The police officers handcuffed Mr Slater-Dickson, who was still face down on the road, from behind and an aggressive Mr Batterham tried again to get to him, Mr Mahon said.
Mr Mahon pushed Mr Batterham in the chest and walked him down the road towards his house.
But when he returned to the scene he said he discovered Mr Slater-Dickson was still motionless and unresponsive. He told police to take his handcuffs off and tried to rouse him before paramedics arrived and commenced CPR.
Mr Slater-Dickson’s cause of death will be the key issue at Mr Batterham’s murder trial, with prosecution and defence experts split as to the extent that violence played in him suffering three episodes of cardiac arrest and ultimately dying in hospital the day after the break-in.
Mr Slater-Dickson had a “toxic” and “potentially lethal” level of methylamphetamine in his system that may have contributed to his death, Newcastle Local Court has previously heard.
But medical experts have also raised a number of other possible factors that could have contributed to the death of the 34-year-old, including strangulation or asphyxiation from a “choke-hold”, blows to the head and a pre-existing cardiac disease.

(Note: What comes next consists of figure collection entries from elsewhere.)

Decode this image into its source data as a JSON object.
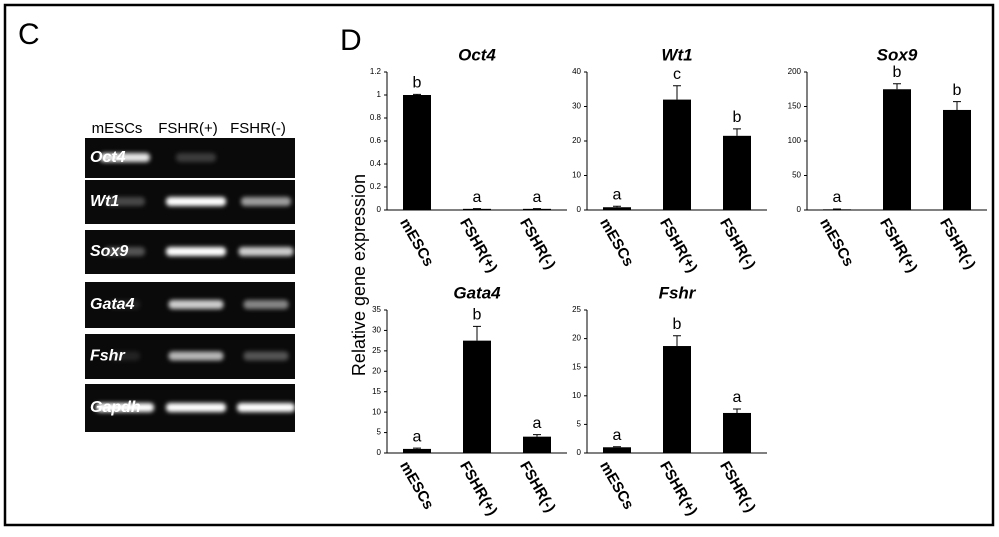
{
  "panel_c": {
    "label": "C",
    "lanes": [
      "mESCs",
      "FSHR(+)",
      "FSHR(-)"
    ],
    "genes": [
      "Oct4",
      "Wt1",
      "Sox9",
      "Gata4",
      "Fshr",
      "Gapdh"
    ]
  },
  "panel_d": {
    "label": "D",
    "y_label": "Relative gene expression"
  },
  "chart_data": [
    {
      "type": "bar",
      "title": "Oct4",
      "categories": [
        "mESCs",
        "FSHR(+)",
        "FSHR(-)"
      ],
      "values": [
        1.0,
        0.01,
        0.01
      ],
      "errors": [
        0.005,
        0.002,
        0.002
      ],
      "annotations": [
        "b",
        "a",
        "a"
      ],
      "color": "#000000",
      "ylim": [
        0,
        1.2
      ],
      "yticks": [
        0,
        0.2,
        0.4,
        0.6,
        0.8,
        1,
        1.2
      ]
    },
    {
      "type": "bar",
      "title": "Wt1",
      "categories": [
        "mESCs",
        "FSHR(+)",
        "FSHR(-)"
      ],
      "values": [
        0.8,
        32,
        21.5
      ],
      "errors": [
        0.3,
        4,
        2
      ],
      "annotations": [
        "a",
        "c",
        "b"
      ],
      "color": "#000000",
      "ylim": [
        0,
        40
      ],
      "yticks": [
        0,
        10,
        20,
        30,
        40
      ]
    },
    {
      "type": "bar",
      "title": "Sox9",
      "categories": [
        "mESCs",
        "FSHR(+)",
        "FSHR(-)"
      ],
      "values": [
        1,
        175,
        145
      ],
      "errors": [
        0.5,
        8,
        12
      ],
      "annotations": [
        "a",
        "b",
        "b"
      ],
      "color": "#000000",
      "ylim": [
        0,
        200
      ],
      "yticks": [
        0,
        50,
        100,
        150,
        200
      ]
    },
    {
      "type": "bar",
      "title": "Gata4",
      "categories": [
        "mESCs",
        "FSHR(+)",
        "FSHR(-)"
      ],
      "values": [
        1,
        27.5,
        4
      ],
      "errors": [
        0.2,
        3.5,
        0.5
      ],
      "annotations": [
        "a",
        "b",
        "a"
      ],
      "color": "#000000",
      "ylim": [
        0,
        35
      ],
      "yticks": [
        0,
        5,
        10,
        15,
        20,
        25,
        30,
        35
      ]
    },
    {
      "type": "bar",
      "title": "Fshr",
      "categories": [
        "mESCs",
        "FSHR(+)",
        "FSHR(-)"
      ],
      "values": [
        1,
        18.7,
        7
      ],
      "errors": [
        0.1,
        1.8,
        0.7
      ],
      "annotations": [
        "a",
        "b",
        "a"
      ],
      "color": "#000000",
      "ylim": [
        0,
        25
      ],
      "yticks": [
        0,
        5,
        10,
        15,
        20,
        25
      ]
    }
  ]
}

Mr Mahon was the only person to give evidence on Monday during what is expected to be a four-day committal hearing.
Between September 10 and 12, Magistrate David Price will hear from both the defence and prosecution expert cardiologists, forensic pathologists and toxicologists.
The defence claim that Mr Batterham should not be committed for trial for murder, citing their medical reports that indicate either the methylamphetamine in Mr Slater-Dickson’s system or other circumstances, independent of the assault, caused his death.
Mr Batterham remains on Supreme Court bail after twice being refused bail since being charged with Mr Slater-Dickson’s murder.